UPDATE: I forgot to upload the new PDF, just did this now. Apologies to those that were driven insane thinking their browser cache was causing the old PDF to download every time! The page that has the link to the PDF will now also show the date and time it was last updated, I’ll adjust this every time áfter I upload the PDF.

After adding the new samples VirusBarrier still performs really well and detects all of them right away. This gives me hope because I mentioned in a previous comment it looked like they just added all the signatures in this list to look good in the test. While this may still have been the case, the fact that all new samples were detected before this list went live shows they have done their homework. VirusBarrier 2013 now dominates first place and the older X6 version a very close second place.

Avast has been updated to version 8 and has dropped down the ranks to place #4

FortiClient has been updated to version 5.0.6.131 but the results are the same. This leaves FortiClient in the “excluded from future testing” list. We’ll dust it off and take it for another spin when they become serious about protecting their Mac customers.

Dr.Web was updated to version 9.0.0 but all efforts to get it up and running failed. The installer had to be downloaded via an FTP link found on startpage.com after trying to download it from the site directly failed every time. Once installed attempts to generate a trial license failed. “Unknown Error. Please contact support” and “License key file generation error, please try the website”. No one would waste more than 10 minutes on stuff like this so I think I was ok to stop trying after 30. So for now the results reflect version 6.

Small corrections in Avira’s results. Genieo was marked as detected but this was incorrect.

ClamXav took a pretty big hit knocking it out of the 60-80% detection rate and was moved to the 60% or lower list. After testing the product for this long and seeing no improvement there is no reason to expect improvement anytime soon.

Unable to test Trend Micro Titanium. Even from a clean VM and over a VPN it insists the newly started trial has expired.

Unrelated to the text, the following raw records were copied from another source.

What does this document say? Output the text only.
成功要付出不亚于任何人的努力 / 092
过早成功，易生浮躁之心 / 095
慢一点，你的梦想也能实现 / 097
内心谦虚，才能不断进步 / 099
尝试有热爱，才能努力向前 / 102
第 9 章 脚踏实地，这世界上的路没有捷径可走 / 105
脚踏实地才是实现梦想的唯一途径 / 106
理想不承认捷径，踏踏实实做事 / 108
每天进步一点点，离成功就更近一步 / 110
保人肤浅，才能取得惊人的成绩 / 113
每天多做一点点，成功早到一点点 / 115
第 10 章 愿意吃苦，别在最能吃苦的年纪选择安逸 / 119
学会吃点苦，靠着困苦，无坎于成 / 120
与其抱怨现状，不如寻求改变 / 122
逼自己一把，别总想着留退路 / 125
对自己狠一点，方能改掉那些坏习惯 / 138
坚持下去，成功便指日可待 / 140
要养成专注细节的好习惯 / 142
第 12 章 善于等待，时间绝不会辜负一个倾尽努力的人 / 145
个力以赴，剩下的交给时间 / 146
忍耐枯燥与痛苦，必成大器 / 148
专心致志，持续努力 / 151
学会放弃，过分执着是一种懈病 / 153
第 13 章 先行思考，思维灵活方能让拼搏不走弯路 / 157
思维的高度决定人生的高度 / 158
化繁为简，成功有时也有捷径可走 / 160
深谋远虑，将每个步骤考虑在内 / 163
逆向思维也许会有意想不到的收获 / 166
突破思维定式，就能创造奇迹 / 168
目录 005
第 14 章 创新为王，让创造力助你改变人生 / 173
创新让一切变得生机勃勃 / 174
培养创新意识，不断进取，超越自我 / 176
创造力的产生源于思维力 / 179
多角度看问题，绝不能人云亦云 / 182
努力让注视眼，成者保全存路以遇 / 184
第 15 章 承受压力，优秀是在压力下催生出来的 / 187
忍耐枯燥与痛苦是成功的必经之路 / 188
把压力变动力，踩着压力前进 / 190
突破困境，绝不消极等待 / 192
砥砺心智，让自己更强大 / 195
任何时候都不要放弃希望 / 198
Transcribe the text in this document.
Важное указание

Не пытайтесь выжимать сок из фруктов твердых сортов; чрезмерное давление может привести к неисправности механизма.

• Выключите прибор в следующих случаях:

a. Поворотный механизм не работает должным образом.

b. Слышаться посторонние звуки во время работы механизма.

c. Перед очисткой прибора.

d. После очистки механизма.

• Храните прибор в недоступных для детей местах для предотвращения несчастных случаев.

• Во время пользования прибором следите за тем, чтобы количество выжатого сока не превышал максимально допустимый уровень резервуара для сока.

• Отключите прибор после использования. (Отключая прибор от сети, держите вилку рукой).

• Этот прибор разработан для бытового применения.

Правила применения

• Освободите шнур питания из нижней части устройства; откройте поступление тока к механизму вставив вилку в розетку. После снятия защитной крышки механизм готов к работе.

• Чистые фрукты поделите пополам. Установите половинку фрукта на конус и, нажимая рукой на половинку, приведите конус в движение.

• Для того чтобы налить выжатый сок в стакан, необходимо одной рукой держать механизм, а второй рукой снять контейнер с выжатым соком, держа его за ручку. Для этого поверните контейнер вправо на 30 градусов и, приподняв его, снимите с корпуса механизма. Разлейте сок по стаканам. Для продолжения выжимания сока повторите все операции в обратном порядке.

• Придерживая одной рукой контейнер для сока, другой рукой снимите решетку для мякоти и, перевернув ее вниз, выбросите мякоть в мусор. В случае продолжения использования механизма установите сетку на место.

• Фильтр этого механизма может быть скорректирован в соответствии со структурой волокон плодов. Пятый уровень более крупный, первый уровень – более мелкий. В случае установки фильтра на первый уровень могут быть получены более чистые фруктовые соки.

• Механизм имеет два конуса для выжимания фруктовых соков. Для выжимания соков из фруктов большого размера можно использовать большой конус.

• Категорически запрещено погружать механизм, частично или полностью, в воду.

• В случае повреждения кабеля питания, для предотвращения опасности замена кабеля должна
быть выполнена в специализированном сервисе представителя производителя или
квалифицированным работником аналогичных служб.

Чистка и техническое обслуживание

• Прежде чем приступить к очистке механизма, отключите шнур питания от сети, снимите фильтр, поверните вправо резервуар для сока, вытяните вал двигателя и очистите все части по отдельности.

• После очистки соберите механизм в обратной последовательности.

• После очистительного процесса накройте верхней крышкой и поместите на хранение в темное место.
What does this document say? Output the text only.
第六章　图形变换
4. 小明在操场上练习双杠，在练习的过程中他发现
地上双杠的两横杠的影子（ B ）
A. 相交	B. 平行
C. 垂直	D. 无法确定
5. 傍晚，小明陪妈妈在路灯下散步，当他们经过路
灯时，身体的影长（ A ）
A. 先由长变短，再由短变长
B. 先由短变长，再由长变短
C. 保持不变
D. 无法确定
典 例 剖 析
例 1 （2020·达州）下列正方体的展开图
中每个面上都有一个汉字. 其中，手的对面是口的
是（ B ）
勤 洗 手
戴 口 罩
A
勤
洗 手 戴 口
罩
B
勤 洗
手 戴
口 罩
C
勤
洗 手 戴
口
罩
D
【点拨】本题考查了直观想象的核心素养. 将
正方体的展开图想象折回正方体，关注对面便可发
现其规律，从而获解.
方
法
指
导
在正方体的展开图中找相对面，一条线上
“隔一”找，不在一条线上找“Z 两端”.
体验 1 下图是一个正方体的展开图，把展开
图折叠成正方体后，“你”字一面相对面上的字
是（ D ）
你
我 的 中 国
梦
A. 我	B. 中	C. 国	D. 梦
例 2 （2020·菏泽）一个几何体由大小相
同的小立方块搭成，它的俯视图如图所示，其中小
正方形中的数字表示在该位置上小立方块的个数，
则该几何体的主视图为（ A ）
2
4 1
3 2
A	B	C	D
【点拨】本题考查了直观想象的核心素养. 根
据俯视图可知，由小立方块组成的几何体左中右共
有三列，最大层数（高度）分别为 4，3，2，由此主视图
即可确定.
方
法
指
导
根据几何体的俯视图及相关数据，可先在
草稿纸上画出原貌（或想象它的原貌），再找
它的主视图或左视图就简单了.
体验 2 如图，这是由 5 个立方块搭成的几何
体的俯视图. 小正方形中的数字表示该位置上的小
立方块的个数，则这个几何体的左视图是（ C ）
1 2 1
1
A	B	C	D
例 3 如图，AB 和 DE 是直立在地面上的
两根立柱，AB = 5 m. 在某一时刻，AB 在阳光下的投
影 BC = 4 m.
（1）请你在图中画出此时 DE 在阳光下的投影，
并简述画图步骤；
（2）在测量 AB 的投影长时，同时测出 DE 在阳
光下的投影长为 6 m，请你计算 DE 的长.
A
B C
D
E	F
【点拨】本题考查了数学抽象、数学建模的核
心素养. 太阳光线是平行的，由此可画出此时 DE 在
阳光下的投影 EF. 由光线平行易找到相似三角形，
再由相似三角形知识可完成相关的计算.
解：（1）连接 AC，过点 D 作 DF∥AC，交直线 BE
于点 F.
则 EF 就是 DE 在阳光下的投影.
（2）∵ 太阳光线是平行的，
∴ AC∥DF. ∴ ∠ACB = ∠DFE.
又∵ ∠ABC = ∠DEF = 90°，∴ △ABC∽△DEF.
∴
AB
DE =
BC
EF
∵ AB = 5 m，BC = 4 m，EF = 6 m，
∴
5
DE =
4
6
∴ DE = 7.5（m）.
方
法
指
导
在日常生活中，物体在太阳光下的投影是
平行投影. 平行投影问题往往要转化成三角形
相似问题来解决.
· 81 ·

All McAfee products use the same database and none of the new or previously missed samples were detected. Apparently no work has been done for the Mac users at all. As a result all of them fell below 55% detection rate. I have moved both business products to the “excluded from future testing list. The consumer version (Internet Security) will be sporadically tested. Until I see a noticeable improvement in results for the consumer version there is no reason to believe the business products are worth testing (or spending money on).

3 of the 8 IceFog samples were blocked by XProtect, all of them compromised applications. As all other samples are Mach-O files and one non-functional application XProtect does indeed do it’s job this time around to keep OS X users safe from this particular malware. Those that have been infected in the two weeks it took Apple to update XProtect are not so lucky, the files installed by IceFog are not blocked by XProtect so the backdoor can still launch itself after every restart. Genieo and most Yontoo samples are still allowed to install but Leverage samples were blocked.